Insomma, una parte dello Stato, nello specifico il governo, intende mettere mano alla Carta costituzionale. Un’altra invece, o meglio, un pezzo di un’altra dice che con quella riforma «è in gioco l’architettura democratica della Repubblica. La riforma, in sinergia con la legge elettorale ormai nota come “Italicum”, non ammoderna la macchina dello Stato; a nostro avviso ne determina, al contrario, una pericolosa involuzione».
Un attacco che arriva dalla corrente di sinistra della magistratura, che segna una linea di rottura con il Pd renziano e una discesa in campo al fianco di un fronte ampio e articolato, anche troppo: da Rodotà a Zagrebelski, passando da Fassina, Civati e gli ex magistrati Antonio Di Pietro e Antonio Ingroia, finendo addirittura dentro Forza Italia e Lega Nord.
Magistratura Democratica
Lo scorso ottobre il ministro Maria Elena Boschi, di il disegno di legge costituzionale porta il nome, proprio al Congresso Nazionale dell’Associazione Nazionale Magistrati difese l’operato del governo: «Non si possono fare riforme senza stabilità del governo». Proprio questa stabilità mette in allarma i togati di Md: «Si introduce una concezione semplicistica e formale della democrazia, in base alla quale chi vince prende tutto». Gli stessi magistrati in sede del Congresso Nazionale dell'Anm non mostrarono grande condivisione sui progetti del governo, in particolare riguardo le norme su intercettazioni e responsabilità civile.
Tutti d’accordo dunque nel mondo delle toghe?
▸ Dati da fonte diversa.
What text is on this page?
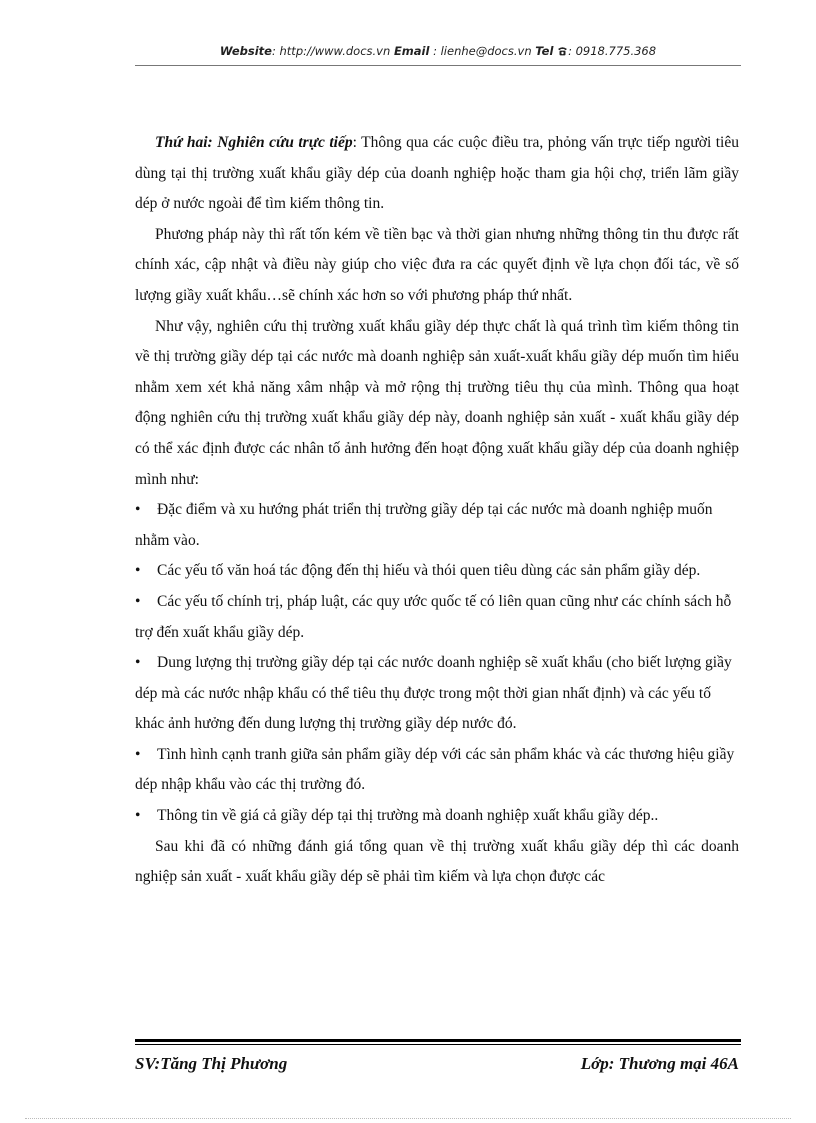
Website: http://www.docs.vn Email : lienhe@docs.vn Tel : 0918.775.368

Thứ hai: Nghiên cứu trực tiếp: Thông qua các cuộc điều tra, phỏng vấn trực tiếp người tiêu dùng tại thị trường xuất khẩu giầy dép của doanh nghiệp hoặc tham gia hội chợ, triển lãm giầy dép ở nước ngoài để tìm kiếm thông tin.

Phương pháp này thì rất tốn kém về tiền bạc và thời gian nhưng những thông tin thu được rất chính xác, cập nhật và điều này giúp cho việc đưa ra các quyết định về lựa chọn đối tác, về số lượng giầy xuất khẩu…sẽ chính xác hơn so với phương pháp thứ nhất.

Như vậy, nghiên cứu thị trường xuất khẩu giầy dép thực chất là quá trình tìm kiếm thông tin về thị trường giầy dép tại các nước mà doanh nghiệp sản xuất-xuất khẩu giầy dép muốn tìm hiểu nhằm xem xét khả năng xâm nhập và mở rộng thị trường tiêu thụ của mình. Thông qua hoạt động nghiên cứu thị trường xuất khẩu giầy dép này, doanh nghiệp sản xuất - xuất khẩu giầy dép có thể xác định được các nhân tố ảnh hưởng đến hoạt động xuất khẩu giầy dép của doanh nghiệp mình như:

• Đặc điểm và xu hướng phát triển thị trường giầy dép tại các nước mà doanh nghiệp muốn nhằm vào.

• Các yếu tố văn hoá tác động đến thị hiếu và thói quen tiêu dùng các sản phẩm giầy dép.

• Các yếu tố chính trị, pháp luật, các quy ước quốc tế có liên quan cũng như các chính sách hỗ trợ đến xuất khẩu giầy dép.

• Dung lượng thị trường giầy dép tại các nước doanh nghiệp sẽ xuất khẩu (cho biết lượng giầy dép mà các nước nhập khẩu có thể tiêu thụ được trong một thời gian nhất định) và các yếu tố khác ảnh hưởng đến dung lượng thị trường giầy dép nước đó.

• Tình hình cạnh tranh giữa sản phẩm giầy dép với các sản phẩm khác và các thương hiệu giầy dép nhập khẩu vào các thị trường đó.

• Thông tin về giá cả giầy dép tại thị trường mà doanh nghiệp xuất khẩu giầy dép..

Sau khi đã có những đánh giá tổng quan về thị trường xuất khẩu giầy dép thì các doanh nghiệp sản xuất - xuất khẩu giầy dép sẽ phải tìm kiếm và lựa chọn được các

SV:Tăng Thị Phương	Lớp: Thương mại 46A
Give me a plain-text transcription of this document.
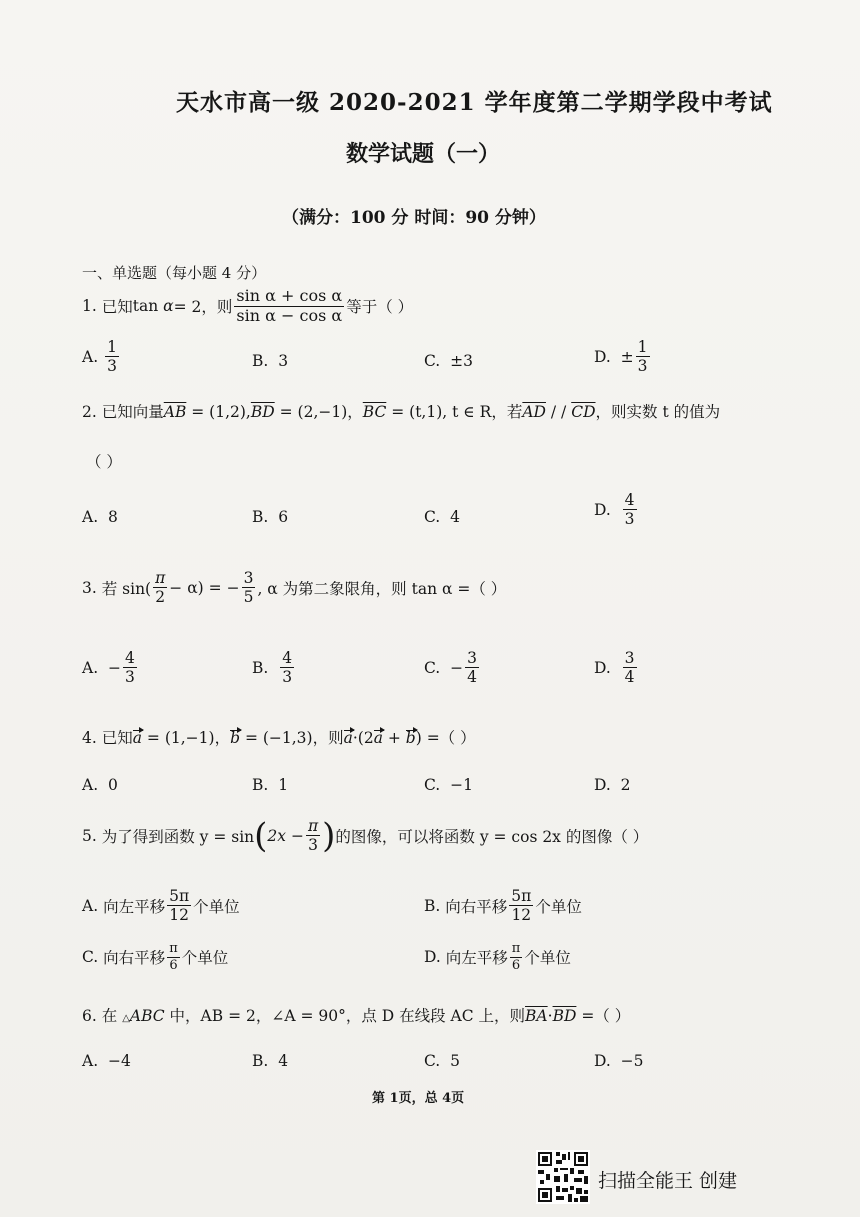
天水市高一级 2020-2021 学年度第二学期学段中考试
数学试题（一）
（满分：100 分 时间：90 分钟）
一、单选题（每小题 4 分）
1.
已知 tan
α = 2，则 $\frac{\text{sin α + cos α}}{\text{sin α − cos α}}$ 等于（ ）
A.
$\frac{1}{3}$	B. 3	C. ±3	D.
± $\frac{1}{3}$
2. 已知向量$\overline{AB} = (1,2),\overline{BD} = (2,-1)$，$\overline{BC} = (t,1)$, t ∈ R，若$\overline{AD}$ / / $\overline{CD}$，则实数 t 的值为
（ ）
A. 8	B. 6	C. 4	D.
$\frac{4}{3}$
3.
若 $\sin( \frac{\pi}{2} - \alpha)$ = − $\frac{3}{5}$ , α 为第二象限角，则 tan α =（ ）
A.
− $\frac{4}{3}$	B.
$\frac{4}{3}$	C.
− $\frac{3}{4}$	D.
$\frac{3}{4}$
4. 已知a = (1,−1)，b = (−1,3)，则a·(2a + b) =（ ）
A. 0	B. 1	C. −1	D. 2
5.
为了得到函数 y = sin ( $2x - \frac{\pi}{3}$ ) 的图像，可以将函数 y = cos 2x 的图像（ ）
A.
向左平移 $\frac{5\pi}{12}$ 个单位	B.
向右平移 $\frac{5\pi}{12}$ 个单位
C.
向右平移 $\frac{\pi}{6}$ 个单位	D.
向左平移 $\frac{\pi}{6}$ 个单位
6. 在 △ABC 中，AB = 2，∠A = 90°，点 D 在线段 AC 上，则$\overline{BA}\cdot\overline{BD}$ =（ ）
A. −4	B. 4	C. 5	D. −5
第 1页，总 4页
扫描全能王 创建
No, perché il vice presidente del Consiglio Superiore della Magistratura Giovanni Legnini ha pochi dubbi: lui al ddl Boschi direbbe «sì senza problemi». Una presa di posizione comunque nell’ordine delle cose, dal momento che Legnini, consigliere laico del Csm è stato con Renzi prima sottosegretario all’economia e poi nominato allo stesso Csm proprio in quota PD.
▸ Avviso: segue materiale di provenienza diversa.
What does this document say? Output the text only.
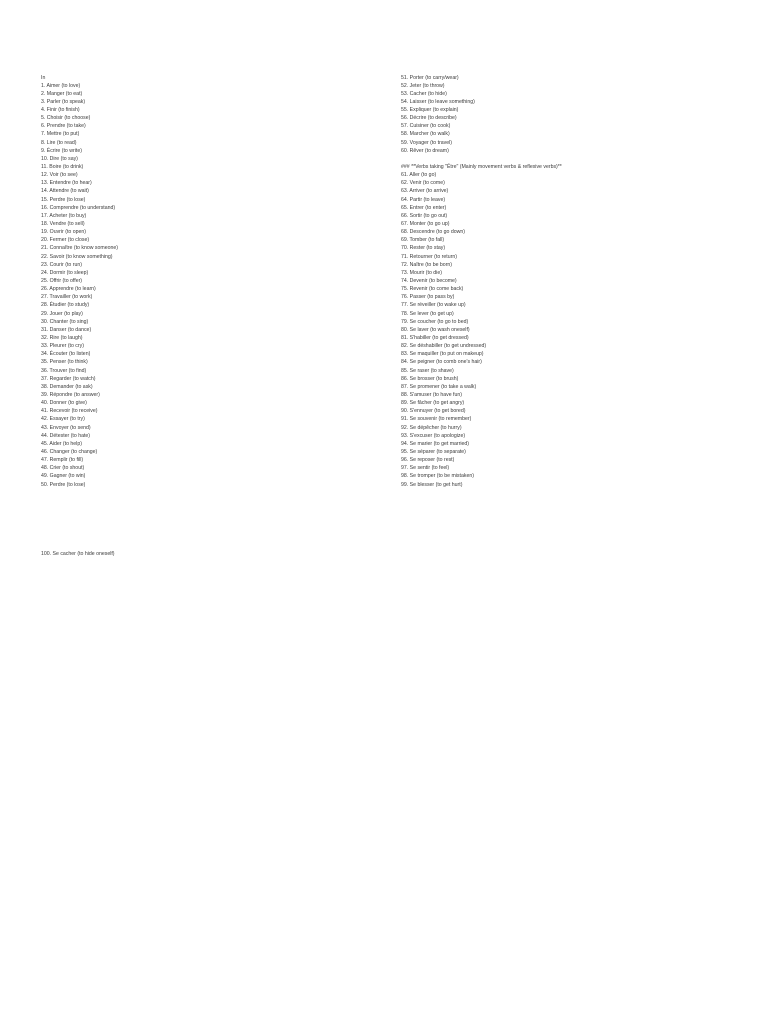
In
1. Aimer (to love)
2. Manger (to eat)
3. Parler (to speak)
4. Finir (to finish)
5. Choisir (to choose)
6. Prendre (to take)
7. Mettre (to put)
8. Lire (to read)
9. Écrire (to write)
10. Dire (to say)
11. Boire (to drink)
12. Voir (to see)
13. Entendre (to hear)
14. Attendre (to wait)
15. Perdre (to lose)
16. Comprendre (to understand)
17. Acheter (to buy)
18. Vendre (to sell)
19. Ouvrir (to open)
20. Fermer (to close)
21. Connaître (to know someone)
22. Savoir (to know something)
23. Courir (to run)
24. Dormir (to sleep)
25. Offrir (to offer)
26. Apprendre (to learn)
27. Travailler (to work)
28. Étudier (to study)
29. Jouer (to play)
30. Chanter (to sing)
31. Danser (to dance)
32. Rire (to laugh)
33. Pleurer (to cry)
34. Écouter (to listen)
35. Penser (to think)
36. Trouver (to find)
37. Regarder (to watch)
38. Demander (to ask)
39. Répondre (to answer)
40. Donner (to give)
41. Recevoir (to receive)
42. Essayer (to try)
43. Envoyer (to send)
44. Détester (to hate)
45. Aider (to help)
46. Changer (to change)
47. Remplir (to fill)
48. Crier (to shout)
49. Gagner (to win)
50. Perdre (to lose)
51. Porter (to carry/wear)
52. Jeter (to throw)
53. Cacher (to hide)
54. Laisser (to leave something)
55. Expliquer (to explain)
56. Décrire (to describe)
57. Cuisiner (to cook)
58. Marcher (to walk)
59. Voyager (to travel)
60. Rêver (to dream)
### **Verbs taking "Être" (Mainly movement verbs & reflexive verbs)**
61. Aller (to go)
62. Venir (to come)
63. Arriver (to arrive)
64. Partir (to leave)
65. Entrer (to enter)
66. Sortir (to go out)
67. Monter (to go up)
68. Descendre (to go down)
69. Tomber (to fall)
70. Rester (to stay)
71. Retourner (to return)
72. Naître (to be born)
73. Mourir (to die)
74. Devenir (to become)
75. Revenir (to come back)
76. Passer (to pass by)
77. Se réveiller (to wake up)
78. Se lever (to get up)
79. Se coucher (to go to bed)
80. Se laver (to wash oneself)
81. S'habiller (to get dressed)
82. Se déshabiller (to get undressed)
83. Se maquiller (to put on makeup)
84. Se peigner (to comb one's hair)
85. Se raser (to shave)
86. Se brosser (to brush)
87. Se promener (to take a walk)
88. S'amuser (to have fun)
89. Se fâcher (to get angry)
90. S'ennuyer (to get bored)
91. Se souvenir (to remember)
92. Se dépêcher (to hurry)
93. S'excuser (to apologize)
94. Se marier (to get married)
95. Se séparer (to separate)
96. Se reposer (to rest)
97. Se sentir (to feel)
98. Se tromper (to be mistaken)
99. Se blesser (to get hurt)
100. Se cacher (to hide oneself)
In questo momento storico la magistratura ha perso la fiducia dei cittadini. Solo il 30% degli italiani, stando a un sondaggio Demos pubblicato da La Repubblica, ha dichiarato di avere fiducia nei togati e nel sistema giustizia. Una fiducia ai minimi e su cui si gioca anche parte della comunicazione: come scrive Marco Sarti qui su Linkiesta, se davanti agli italiani il governo riesce a presentarsi come il partito del cambiamento, a loro spetterà il ruolo mediatico dei conservatori. Peggio, dei difensori della casta. E Magistratura Democratica, con una parte della magistratura, potrebbe fare le spese di questo schema.
Un rischio che Md cerca di dribblare: «Il no al referendum non è dettato da inerzia e conservazione, ma da volontà di riforme che si collochino nel solco di un rinnovamento reale e democratico delle istituzioni per l’estensione della partecipazione e della coesione sociale, per la tutela dei diritti fondamentali, per una democrazia sostanziale e veramente efficiente».
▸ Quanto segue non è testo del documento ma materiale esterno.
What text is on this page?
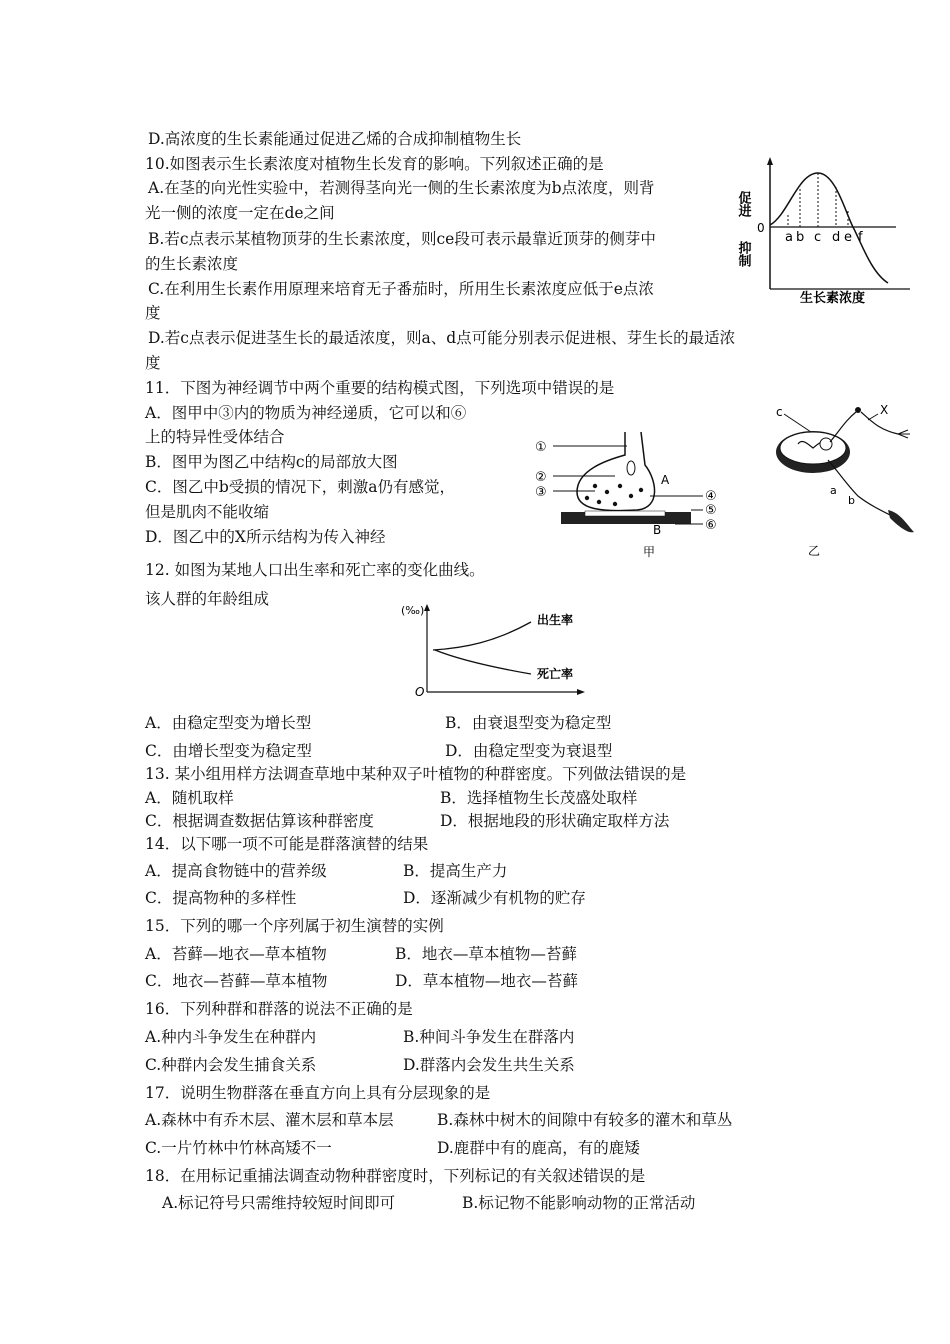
D.高浓度的生长素能通过促进乙烯的合成抑制植物生长
10.如图表示生长素浓度对植物生长发育的影响。下列叙述正确的是
A.在茎的向光性实验中，若测得茎向光一侧的生长素浓度为b点浓度，则背
光一侧的浓度一定在de之间
B.若c点表示某植物顶芽的生长素浓度，则ce段可表示最靠近顶芽的侧芽中
的生长素浓度
C.在利用生长素作用原理来培育无子番茄时，所用生长素浓度应低于e点浓
度
D.若c点表示促进茎生长的最适浓度，则a、d点可能分别表示促进根、芽生长的最适浓
度
11．下图为神经调节中两个重要的结构模式图，下列选项中错误的是
A．图甲中③内的物质为神经递质，它可以和⑥
上的特异性受体结合
B．图甲为图乙中结构c的局部放大图
C．图乙中b受损的情况下，刺激a仍有感觉，
但是肌肉不能收缩
D．图乙中的X所示结构为传入神经
12. 如图为某地人口出生率和死亡率的变化曲线。
该人群的年龄组成
A．由稳定型变为增长型	B．由衰退型变为稳定型
C．由增长型变为稳定型	D．由稳定型变为衰退型
13. 某小组用样方法调查草地中某种双子叶植物的种群密度。下列做法错误的是
A．随机取样	B．选择植物生长茂盛处取样
C．根据调查数据估算该种群密度	D．根据地段的形状确定取样方法
14．以下哪一项不可能是群落演替的结果
A．提高食物链中的营养级	B．提高生产力
C．提高物种的多样性	D．逐渐减少有机物的贮存
15．下列的哪一个序列属于初生演替的实例
A．苔藓—地衣—草本植物	B．地衣—草本植物—苔藓
C．地衣—苔藓—草本植物	D．草本植物—地衣—苔藓
16．下列种群和群落的说法不正确的是
A.种内斗争发生在种群内	B.种间斗争发生在群落内
C.种群内会发生捕食关系	D.群落内会发生共生关系
17．说明生物群落在垂直方向上具有分层现象的是
A.森林中有乔木层、灌木层和草本层	B.森林中树木的间隙中有较多的灌木和草丛
C.一片竹林中竹林高矮不一	D.鹿群中有的鹿高，有的鹿矮
18．在用标记重捕法调查动物种群密度时，下列标记的有关叙述错误的是
A.标记符号只需维持较短时间即可	B.标记物不能影响动物的正常活动
促进
0
抑制
a b c d e f
生长素浓度
①
②
③
A
B
④
⑤
⑥
甲
c	X
a
b
乙
(‰)
O
出生率
死亡率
Dalle altre correnti dei togati, fino ad ora, non ci sono ulteriori prese di posizione riguardo il referendum. Certo non è escluso che nei prossimi mesi si arrivi a uno scontro più acceso tra governo e una parte della magistratura, che pur sempre rimane un potere dello Stato. Uno scontro su quello che, va ricordato, non è un referendum sulla figura di Matteo Renzi, ma sulla stessa fonte primaria del diritto in Italia, la Costituzione, che la stessa magistratura ha il compito formale di applicare.